With some training and supervision, they can share their experience, understanding and reassurance with others who are recovering from substance use disorder. In fact, they may be able to help others become ready and willing to seek treatment.
“Peer recovery support,” as it is formally called, can be extremely empowering for people before, during and after going through treatment. Peers can help reduce fears, answer questions, support motivation and convey hope.
Services provided by peers can include:
- Education and advocacy
- Attending recovery and support groups with clients
- Helping clients access resources to get jobs and housing
- Support in transitioning from treatment into the recovery community.
Peer recovery support services are part of Substance Use Disorder reform passed during the 2017 Minnesota legislative sessionIndividuals providing peer support must complete training, certification, and continuing education requirements. Training must address ethics and boundaries, mentoring, advocacy, culturally based approaches, and community resources. The Minnesota Certification Board sets the policies and procedures for certification.
An individual providing peer support must have a minimum of one year of recovery from substance use disorder and be supervised by a qualified Substance Use Disorder (SUD) professional who understands the responsibilities and scope of work of a recovery peer.
Peer recovery support services are part of Substance Use Disorder reform passed during the 2017 Minnesota legislative session, which included person-centered changes intended to provide the right level of service at the right time and treat addictions like other health conditions. The state received federal approval for the reforms, which we at the Minnesota Department of Human Services (DHS) have been implementing over the past four years.

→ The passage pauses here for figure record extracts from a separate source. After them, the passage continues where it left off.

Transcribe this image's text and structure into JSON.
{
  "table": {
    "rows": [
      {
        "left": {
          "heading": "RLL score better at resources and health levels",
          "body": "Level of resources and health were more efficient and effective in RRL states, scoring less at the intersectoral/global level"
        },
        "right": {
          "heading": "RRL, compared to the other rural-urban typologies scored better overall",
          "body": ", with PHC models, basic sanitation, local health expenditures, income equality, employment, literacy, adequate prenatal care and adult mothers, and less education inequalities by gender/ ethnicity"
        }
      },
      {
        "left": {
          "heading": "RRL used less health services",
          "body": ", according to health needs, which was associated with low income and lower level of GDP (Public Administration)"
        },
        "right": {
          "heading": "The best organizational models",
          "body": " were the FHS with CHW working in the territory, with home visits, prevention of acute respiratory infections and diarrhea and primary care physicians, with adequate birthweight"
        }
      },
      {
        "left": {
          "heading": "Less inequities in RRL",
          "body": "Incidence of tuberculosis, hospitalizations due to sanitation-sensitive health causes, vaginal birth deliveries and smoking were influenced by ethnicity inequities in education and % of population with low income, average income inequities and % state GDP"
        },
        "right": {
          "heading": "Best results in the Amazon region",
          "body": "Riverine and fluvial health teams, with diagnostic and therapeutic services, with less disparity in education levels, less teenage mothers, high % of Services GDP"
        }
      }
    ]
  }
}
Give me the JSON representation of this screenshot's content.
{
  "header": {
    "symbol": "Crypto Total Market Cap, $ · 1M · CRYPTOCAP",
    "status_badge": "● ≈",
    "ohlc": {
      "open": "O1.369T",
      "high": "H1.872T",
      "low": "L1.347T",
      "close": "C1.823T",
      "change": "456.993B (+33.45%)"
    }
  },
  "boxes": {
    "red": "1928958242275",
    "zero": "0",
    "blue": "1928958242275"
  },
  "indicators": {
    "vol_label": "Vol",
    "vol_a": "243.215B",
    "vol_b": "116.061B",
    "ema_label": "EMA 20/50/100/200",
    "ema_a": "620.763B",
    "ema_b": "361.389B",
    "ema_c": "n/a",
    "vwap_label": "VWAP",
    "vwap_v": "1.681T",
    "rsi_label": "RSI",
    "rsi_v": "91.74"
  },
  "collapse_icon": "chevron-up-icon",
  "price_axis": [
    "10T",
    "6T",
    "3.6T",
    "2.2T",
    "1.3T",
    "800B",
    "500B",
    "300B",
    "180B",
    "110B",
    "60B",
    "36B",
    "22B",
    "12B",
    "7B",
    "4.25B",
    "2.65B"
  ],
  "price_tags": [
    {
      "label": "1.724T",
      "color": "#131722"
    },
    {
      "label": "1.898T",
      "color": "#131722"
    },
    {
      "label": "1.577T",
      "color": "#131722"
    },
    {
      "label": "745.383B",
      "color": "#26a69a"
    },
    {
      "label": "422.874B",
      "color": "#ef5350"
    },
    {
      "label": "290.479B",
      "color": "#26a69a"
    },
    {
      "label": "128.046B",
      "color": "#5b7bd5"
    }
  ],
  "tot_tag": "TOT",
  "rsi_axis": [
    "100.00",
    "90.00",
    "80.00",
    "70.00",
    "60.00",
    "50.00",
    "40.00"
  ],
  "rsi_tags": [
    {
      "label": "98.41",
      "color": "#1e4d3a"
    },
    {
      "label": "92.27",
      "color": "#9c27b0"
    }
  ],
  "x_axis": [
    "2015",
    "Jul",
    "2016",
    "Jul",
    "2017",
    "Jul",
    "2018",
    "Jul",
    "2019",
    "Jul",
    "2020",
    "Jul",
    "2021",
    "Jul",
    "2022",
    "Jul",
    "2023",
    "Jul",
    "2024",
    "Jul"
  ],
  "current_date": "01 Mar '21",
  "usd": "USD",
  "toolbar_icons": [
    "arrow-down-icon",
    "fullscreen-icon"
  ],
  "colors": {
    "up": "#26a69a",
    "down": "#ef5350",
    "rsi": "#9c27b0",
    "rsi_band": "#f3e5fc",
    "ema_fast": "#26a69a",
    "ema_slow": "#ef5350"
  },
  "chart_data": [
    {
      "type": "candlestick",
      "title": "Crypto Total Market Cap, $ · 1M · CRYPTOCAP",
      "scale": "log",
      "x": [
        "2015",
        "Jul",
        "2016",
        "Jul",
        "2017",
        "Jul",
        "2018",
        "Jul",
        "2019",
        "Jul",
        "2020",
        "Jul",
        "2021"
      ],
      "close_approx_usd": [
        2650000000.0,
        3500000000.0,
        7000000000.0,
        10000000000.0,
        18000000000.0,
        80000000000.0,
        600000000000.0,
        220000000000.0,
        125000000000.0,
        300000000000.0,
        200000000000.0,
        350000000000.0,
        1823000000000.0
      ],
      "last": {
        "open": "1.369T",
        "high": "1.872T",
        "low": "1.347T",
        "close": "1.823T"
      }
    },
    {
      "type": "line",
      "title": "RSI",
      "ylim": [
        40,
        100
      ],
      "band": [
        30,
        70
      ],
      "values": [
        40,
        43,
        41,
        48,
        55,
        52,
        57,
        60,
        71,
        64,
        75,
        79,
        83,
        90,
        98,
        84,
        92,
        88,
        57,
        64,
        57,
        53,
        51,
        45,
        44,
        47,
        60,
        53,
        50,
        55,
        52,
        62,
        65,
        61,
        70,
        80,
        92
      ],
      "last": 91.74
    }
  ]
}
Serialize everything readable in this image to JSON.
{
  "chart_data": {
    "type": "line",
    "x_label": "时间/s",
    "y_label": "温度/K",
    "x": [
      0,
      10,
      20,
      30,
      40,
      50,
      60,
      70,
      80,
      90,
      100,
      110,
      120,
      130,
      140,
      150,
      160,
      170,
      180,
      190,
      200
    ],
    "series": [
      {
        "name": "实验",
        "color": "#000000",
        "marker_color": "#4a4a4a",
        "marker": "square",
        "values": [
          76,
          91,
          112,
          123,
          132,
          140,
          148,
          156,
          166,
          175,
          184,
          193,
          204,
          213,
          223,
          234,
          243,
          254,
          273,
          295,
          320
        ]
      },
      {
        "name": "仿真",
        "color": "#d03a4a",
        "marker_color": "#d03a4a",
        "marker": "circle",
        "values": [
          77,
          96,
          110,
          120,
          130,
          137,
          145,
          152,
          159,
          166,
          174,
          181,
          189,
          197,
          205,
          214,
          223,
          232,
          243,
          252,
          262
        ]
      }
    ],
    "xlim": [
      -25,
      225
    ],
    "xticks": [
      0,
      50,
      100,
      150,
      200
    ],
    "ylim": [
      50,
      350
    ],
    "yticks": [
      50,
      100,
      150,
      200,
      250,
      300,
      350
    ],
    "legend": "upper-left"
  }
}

Peer support is not limited to people seeking to recover from substance use disorder. Minnesota also offers certified mental health peers and family peers. In fact, more than 1,000 people in our state are certified as peers, providing services in an array of facilities and programs, including intensive residential treatment services, adult rehabilitative mental health services, chemical dependency licensed treatment facilities, assertive community treatment teams and Recovery Community Organizations (RCOs).
More than a dozen RCOs in Minnesota provide services outside of traditional treatment, expanding the continuum of care for individuals with substance use disorder. RCOs are independent, non-profit organizations led and governed by people in long-term recovery, their families, friends, and allies as well as addiction and recovery professionals. RCOs work to increase the prevalence and quality of long-term recovery.
In working to ensure a solid continuum of services, DHS is proud to collaborate with all of these organizations. And we are pleased that peer recovery support is a vital part of the continuum.
Paul Fleissner is director of the Behavioral Health Division of the Minnesota Department of Human Services.